A - That user will be able to log in but will see an error page saying that he/she is not authorized to use the application. Or, if automatic provisioning has been turned on on their SSO configuration, that user will be automatically created in UMA, added to the license, and the application will proceed to load. (The first two transparent steps are one-offs.)
Q - Do users access the application via a public/shared/training type workstation that they are not personally logged into?
A - Workstation type has no impact on application access. User must be able to authenticate to SSO on the workstation.
Q - Do users require the ability to log in with different credentials for test/developer/admin access?
A - No. Only the SSO-supported credentials that exist in their IdP can be used.
Q - Do you have any MFA requirements?
A - MFA is an optional layer of security that is up to the customer to integrate with QDI SSO to implement. It’s not something QDI requires.
Q - What should the user log-out experience look like?
A - Just a normal exit from the application. Not much to expect.
Q - Do we need a log-out button?
A - No. The application’s log-out button is the only thing needed.

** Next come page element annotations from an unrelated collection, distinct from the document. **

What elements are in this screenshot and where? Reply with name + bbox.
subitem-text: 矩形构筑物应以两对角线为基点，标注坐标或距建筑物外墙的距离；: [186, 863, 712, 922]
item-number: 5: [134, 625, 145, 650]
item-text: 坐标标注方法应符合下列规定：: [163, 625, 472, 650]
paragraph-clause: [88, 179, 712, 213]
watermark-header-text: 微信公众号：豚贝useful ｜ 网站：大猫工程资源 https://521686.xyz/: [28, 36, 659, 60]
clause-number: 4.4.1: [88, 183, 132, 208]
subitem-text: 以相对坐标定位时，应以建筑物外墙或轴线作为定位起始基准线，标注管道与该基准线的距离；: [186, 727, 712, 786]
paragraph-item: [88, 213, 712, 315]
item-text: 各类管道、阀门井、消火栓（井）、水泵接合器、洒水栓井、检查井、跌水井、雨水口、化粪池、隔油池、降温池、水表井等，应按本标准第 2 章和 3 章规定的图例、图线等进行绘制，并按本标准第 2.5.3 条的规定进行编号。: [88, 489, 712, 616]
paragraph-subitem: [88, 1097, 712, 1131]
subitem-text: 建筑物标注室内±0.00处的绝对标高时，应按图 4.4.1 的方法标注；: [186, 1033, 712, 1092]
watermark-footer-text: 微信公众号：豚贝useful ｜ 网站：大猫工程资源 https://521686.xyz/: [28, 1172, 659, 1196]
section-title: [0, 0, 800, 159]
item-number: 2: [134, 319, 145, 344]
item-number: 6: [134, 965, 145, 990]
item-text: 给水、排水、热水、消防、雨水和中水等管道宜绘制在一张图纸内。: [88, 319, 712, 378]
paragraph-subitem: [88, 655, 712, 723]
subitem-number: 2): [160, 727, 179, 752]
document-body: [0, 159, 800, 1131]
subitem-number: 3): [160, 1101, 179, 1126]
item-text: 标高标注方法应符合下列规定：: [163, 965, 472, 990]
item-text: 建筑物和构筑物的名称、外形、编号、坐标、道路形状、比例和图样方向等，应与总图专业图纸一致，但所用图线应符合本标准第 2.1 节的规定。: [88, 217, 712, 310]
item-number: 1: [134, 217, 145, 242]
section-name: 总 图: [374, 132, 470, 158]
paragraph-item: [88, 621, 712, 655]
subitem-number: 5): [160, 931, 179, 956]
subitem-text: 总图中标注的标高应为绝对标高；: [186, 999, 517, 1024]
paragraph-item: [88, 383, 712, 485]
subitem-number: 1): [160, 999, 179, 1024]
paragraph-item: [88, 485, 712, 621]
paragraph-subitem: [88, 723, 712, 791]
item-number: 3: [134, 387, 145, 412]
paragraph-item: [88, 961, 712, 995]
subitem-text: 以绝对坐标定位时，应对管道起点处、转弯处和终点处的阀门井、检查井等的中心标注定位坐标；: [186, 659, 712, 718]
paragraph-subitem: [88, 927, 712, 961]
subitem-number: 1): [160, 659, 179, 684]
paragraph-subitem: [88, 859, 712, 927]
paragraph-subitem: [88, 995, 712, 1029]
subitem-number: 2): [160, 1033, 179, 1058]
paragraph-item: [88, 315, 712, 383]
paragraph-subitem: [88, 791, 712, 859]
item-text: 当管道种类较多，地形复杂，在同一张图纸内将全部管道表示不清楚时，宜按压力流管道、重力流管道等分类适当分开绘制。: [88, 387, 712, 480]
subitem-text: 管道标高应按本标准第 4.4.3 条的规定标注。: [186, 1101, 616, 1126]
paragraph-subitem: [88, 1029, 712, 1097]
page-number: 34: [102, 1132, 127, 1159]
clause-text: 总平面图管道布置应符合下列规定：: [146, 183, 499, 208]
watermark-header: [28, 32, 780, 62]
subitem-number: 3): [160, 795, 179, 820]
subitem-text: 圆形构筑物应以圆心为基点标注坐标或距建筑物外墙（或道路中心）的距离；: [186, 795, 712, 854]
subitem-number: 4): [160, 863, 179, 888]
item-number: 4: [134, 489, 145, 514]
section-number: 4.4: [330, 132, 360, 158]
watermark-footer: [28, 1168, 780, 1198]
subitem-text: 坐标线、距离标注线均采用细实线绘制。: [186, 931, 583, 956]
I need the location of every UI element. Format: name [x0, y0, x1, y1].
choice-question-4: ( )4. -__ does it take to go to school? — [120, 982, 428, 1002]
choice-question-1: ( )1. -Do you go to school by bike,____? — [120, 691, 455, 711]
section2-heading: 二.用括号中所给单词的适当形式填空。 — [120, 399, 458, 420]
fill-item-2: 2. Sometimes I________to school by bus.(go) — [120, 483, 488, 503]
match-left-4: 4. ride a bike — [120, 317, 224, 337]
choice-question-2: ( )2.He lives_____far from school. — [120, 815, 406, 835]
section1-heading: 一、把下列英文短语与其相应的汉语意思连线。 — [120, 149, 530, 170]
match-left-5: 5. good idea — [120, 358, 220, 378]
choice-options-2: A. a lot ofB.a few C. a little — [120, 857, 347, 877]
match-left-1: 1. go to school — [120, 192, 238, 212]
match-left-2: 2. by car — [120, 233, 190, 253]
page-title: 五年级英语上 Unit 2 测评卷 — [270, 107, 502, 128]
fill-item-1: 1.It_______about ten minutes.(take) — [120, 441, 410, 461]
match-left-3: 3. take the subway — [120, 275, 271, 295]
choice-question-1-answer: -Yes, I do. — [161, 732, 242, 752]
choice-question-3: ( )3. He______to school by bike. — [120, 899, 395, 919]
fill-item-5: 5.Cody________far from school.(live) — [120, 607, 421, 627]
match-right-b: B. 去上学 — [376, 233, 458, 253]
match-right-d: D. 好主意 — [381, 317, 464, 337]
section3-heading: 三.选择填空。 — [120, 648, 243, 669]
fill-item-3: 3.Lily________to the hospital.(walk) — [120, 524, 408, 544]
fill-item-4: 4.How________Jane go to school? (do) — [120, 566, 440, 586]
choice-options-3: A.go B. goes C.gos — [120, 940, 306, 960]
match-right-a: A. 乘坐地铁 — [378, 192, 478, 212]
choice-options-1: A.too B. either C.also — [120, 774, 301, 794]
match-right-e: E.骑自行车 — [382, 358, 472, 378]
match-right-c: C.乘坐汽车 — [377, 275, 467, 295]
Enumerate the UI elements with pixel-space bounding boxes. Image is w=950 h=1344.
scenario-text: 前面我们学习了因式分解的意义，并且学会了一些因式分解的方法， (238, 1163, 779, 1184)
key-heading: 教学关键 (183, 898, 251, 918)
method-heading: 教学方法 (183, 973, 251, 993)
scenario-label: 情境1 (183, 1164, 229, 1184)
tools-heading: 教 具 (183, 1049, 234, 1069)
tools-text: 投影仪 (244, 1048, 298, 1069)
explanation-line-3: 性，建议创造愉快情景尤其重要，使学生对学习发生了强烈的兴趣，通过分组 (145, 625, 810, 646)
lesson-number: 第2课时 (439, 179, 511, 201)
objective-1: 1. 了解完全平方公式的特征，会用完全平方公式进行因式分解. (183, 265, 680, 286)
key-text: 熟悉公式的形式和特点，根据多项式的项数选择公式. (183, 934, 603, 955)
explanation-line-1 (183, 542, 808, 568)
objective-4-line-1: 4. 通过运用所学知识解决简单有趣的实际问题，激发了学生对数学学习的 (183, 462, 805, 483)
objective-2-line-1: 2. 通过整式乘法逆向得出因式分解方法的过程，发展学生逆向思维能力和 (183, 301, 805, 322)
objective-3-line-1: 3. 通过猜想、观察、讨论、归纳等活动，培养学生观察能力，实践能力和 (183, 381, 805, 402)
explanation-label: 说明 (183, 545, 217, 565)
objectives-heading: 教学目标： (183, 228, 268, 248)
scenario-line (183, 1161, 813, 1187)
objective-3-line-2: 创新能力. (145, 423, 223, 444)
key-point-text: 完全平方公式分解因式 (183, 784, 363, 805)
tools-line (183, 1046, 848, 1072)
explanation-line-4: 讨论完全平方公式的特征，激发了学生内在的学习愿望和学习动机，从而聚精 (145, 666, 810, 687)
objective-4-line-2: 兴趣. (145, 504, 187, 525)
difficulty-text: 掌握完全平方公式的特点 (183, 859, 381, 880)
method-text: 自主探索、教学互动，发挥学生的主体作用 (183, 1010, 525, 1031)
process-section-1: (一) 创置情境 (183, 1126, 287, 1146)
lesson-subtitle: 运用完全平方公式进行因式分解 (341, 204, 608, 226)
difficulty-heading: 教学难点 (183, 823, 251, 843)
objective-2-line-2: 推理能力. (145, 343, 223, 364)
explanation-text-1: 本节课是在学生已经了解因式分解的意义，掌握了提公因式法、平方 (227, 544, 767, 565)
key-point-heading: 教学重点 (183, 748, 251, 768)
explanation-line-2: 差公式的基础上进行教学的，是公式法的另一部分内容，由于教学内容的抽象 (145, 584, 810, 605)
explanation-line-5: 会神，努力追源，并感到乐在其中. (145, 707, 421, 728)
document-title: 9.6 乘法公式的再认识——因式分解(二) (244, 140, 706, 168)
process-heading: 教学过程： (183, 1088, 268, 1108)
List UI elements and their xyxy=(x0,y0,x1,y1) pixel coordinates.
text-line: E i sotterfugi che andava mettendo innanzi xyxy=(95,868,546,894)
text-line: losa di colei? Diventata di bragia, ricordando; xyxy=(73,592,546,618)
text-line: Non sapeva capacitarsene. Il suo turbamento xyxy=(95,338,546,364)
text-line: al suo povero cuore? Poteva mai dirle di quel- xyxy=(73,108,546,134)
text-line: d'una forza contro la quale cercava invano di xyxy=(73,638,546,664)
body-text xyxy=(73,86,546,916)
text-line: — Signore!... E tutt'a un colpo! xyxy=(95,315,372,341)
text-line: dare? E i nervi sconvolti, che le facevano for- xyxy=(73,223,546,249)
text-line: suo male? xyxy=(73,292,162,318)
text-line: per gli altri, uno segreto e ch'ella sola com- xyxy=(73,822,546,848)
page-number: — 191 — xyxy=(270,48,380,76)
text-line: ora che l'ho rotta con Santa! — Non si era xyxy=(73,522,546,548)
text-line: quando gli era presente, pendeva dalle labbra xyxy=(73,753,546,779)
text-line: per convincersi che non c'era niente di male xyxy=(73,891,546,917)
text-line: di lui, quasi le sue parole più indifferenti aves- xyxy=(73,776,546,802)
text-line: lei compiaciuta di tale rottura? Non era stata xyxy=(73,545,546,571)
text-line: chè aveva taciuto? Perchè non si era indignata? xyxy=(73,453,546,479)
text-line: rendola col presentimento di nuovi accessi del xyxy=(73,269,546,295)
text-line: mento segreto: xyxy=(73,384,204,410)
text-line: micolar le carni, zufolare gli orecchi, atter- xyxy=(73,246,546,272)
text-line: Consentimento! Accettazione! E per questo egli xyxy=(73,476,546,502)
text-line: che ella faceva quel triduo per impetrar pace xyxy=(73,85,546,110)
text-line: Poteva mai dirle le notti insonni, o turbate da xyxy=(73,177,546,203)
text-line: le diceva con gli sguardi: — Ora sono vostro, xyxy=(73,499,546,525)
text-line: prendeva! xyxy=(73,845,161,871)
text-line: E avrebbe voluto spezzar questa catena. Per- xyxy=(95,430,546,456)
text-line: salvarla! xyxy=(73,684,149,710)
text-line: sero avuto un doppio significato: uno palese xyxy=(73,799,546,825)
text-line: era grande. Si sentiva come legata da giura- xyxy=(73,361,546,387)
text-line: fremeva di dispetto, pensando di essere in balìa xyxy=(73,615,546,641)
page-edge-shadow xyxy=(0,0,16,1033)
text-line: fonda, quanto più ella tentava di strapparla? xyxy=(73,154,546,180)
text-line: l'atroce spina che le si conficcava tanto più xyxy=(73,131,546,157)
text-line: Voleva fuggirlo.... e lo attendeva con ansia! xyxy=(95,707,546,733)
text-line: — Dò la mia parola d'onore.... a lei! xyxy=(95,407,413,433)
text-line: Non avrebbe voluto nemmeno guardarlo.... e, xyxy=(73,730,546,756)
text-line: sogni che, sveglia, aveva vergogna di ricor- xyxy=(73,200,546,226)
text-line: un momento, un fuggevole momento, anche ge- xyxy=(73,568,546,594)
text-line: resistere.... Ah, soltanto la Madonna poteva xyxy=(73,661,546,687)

Q - Are you receiving any kind of feed of users' information from CCF? If so, what is the purpose of it, and how will SSO via SAML affect that (or vice-versa)?
A - We are not sure what this question means, if it refers to something like whether the SP is getting user data(attributes or metadata) directly from the CCF(?? Something like central customer/corporate directory/federation) outside the SAML assertion itself, then the answer is no, the only exchange of information is from the SAML assertions.
Q - Are there any scripts or programs that access the application using a userid/PW?
A - QCII is moving away from the API calls with user and password and replacing these with the OAuth device code flow, where the end user does the browser authentication.
Q - Is SSO enabled in your Test/Staging environment?
A - SSO is only available under the production (and beta) environment. There is no staging environment to test SSO integration.
Q - If this is internally hosted, do you have your certificate(s) set up?
A - Yes.
SSO known limitations
- When SSO is turned ON, users once logged in, will not be able to login as someone else from their private computer.
Workaround: logout from own IDP and delete all cookies from browser for ingenuity.com.
SSO work flows that require special attention
- When SSO is turned ON for a domain, but account auto-provisioning is turned OFF, any new account trying to login in our system will get a message stating that the account could not be found in the system.
- When SSO is turned OFF for a user already logged in, he/she will receive a message saying that “SSO login is disabled for your user, please go back and login with QIAGEN credentials upon session expiration“.